How to be a Mom and Still...Date Your Husband!

photo from getty images.com


when was the last time you spent actual time with your husband? maybe you did the dishes together over the weekend? did you get a couple massage a few days ago? sooo funny. but actually a little sad, huh? we are in full swing finals for dental school as i type this, which translates into a get out of bed push in the morning, maybe a text for lunch, and few moments squeezed in at dinner, then a peck as he heads out the door (often the lips have to be reminded to peck). we are in serious crunch time, so i can't honestly expect a lot, but it is a regular circus in our home most of the time with 4 kids and all the activities that we all participate in, not to mention a serious lack of dating funds to cover babysitting and dinners at the same time. my man and i regularly have our date night on friday, and usually at our home. we are blessed to have children hit the sack by 7:30, which gives us plenty of adult time. so what do we do?

*glenn picks up dinner on the way home, and we "eat out" post kid bedtime
*movies
*invite friends over to play games
*movies
*go to bed (i am not elaborating)

we do leave home occasionally, and sometimes have to spring for a paid sitter, but there are things we, and you, can do to get out with forking over a load.

*swap with other friends. i like to invite a mom over to my house, as my kids go to sleep before the sitter shows up, and the mom gets an evening of quiet.
*instead of trading babysitting services, offer something. for example i give massages (fully trained) and my hubby has mad drywall skills. cooking and cleaning are definitely fantastic options.
*make friends with couples who are not parents yet (this is cheating i know) then they can always come to your house to play!
*if you go to church, sometimes there are girls looking to give service, and voila! you are fully prepared to help her out!
*check out the neighbor girl, maybe she gets into trouble a lot, and her parents are looking for a new punishment? this one might require locking a few things (including your kids) up, and a good deal of praying, but if you are desperate...

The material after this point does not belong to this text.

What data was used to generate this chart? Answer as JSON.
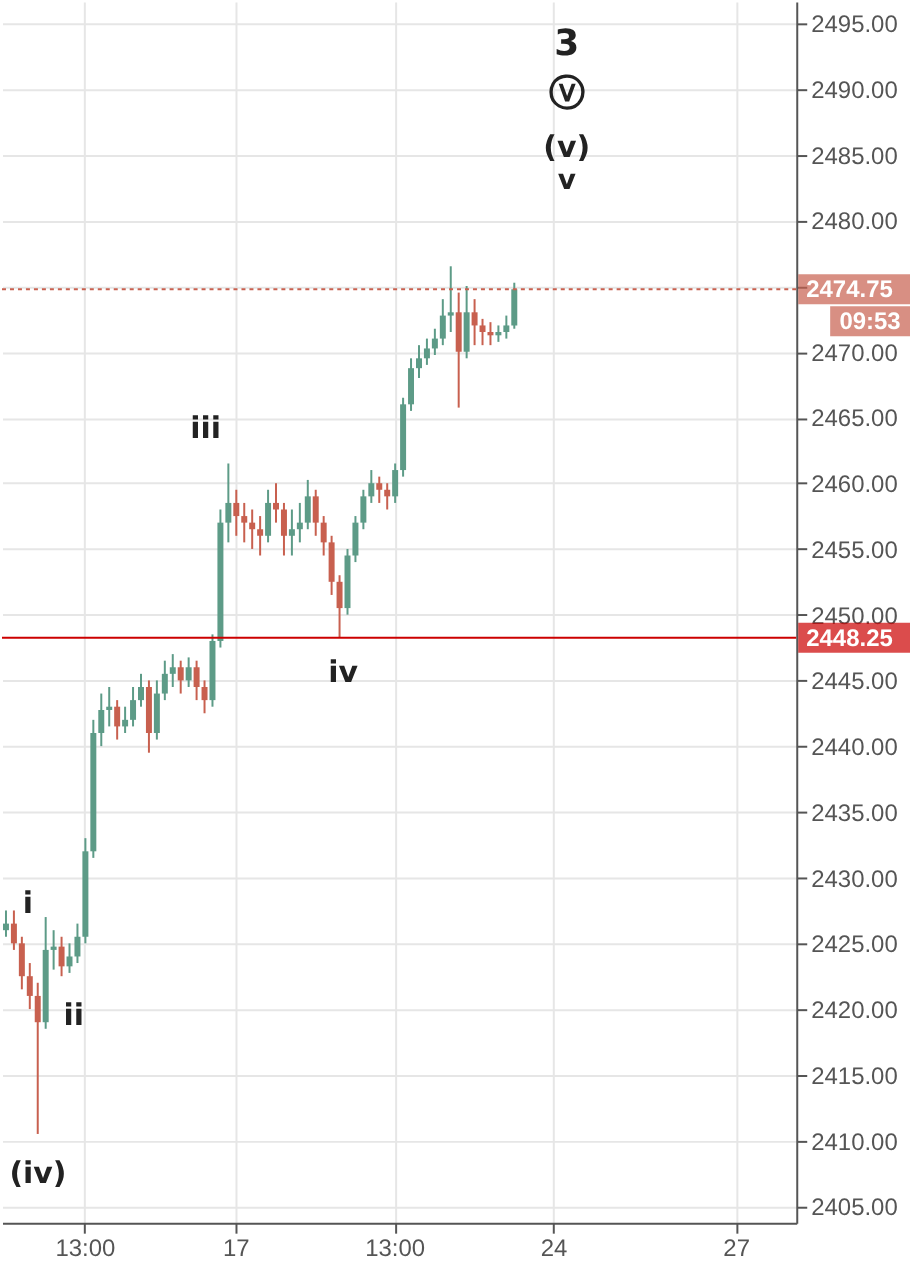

your marriage is crazy important! remember that at one time, and hopefully still, you were madly in love with each other. keep doing things for each other, and spending alone time weekly to allow your relationship the time it deserves to expand and blossom (that sounds a bit cheesy, sorry) will most certainly make for a happier home and a happier you! what do you think?

3 comments:

Lizzy @ The Tip Spot said...

I've always wanted to do a book club with Patrick. That hasn't happened yet but I still love the idea. One of my favorite dates, is cooking anew meal together and having a HOT and QUIET dinner together.

abbyjane said...

We've really enjoyed the child swap with other friends. And the occasional paid babysitter--2 hours of paid babysitting once in a while is not that much of a splurge.

kristenita said...

I am with abbyjane & also think spending money on a babysitter is worth it! great marriage insurance - cheaper than therapy later, for sure! you can always do something free/cheap while you are out. & yes, getting out without the kiddos WEEKLY is such a great recharge & needed boost (oh yeah, THAT'S why we got married...)!

for staying in, we love to get a movie or play games or just TALK to each other. we try to set aside US time & make it special - no phones no computers... just us being TOGETHER.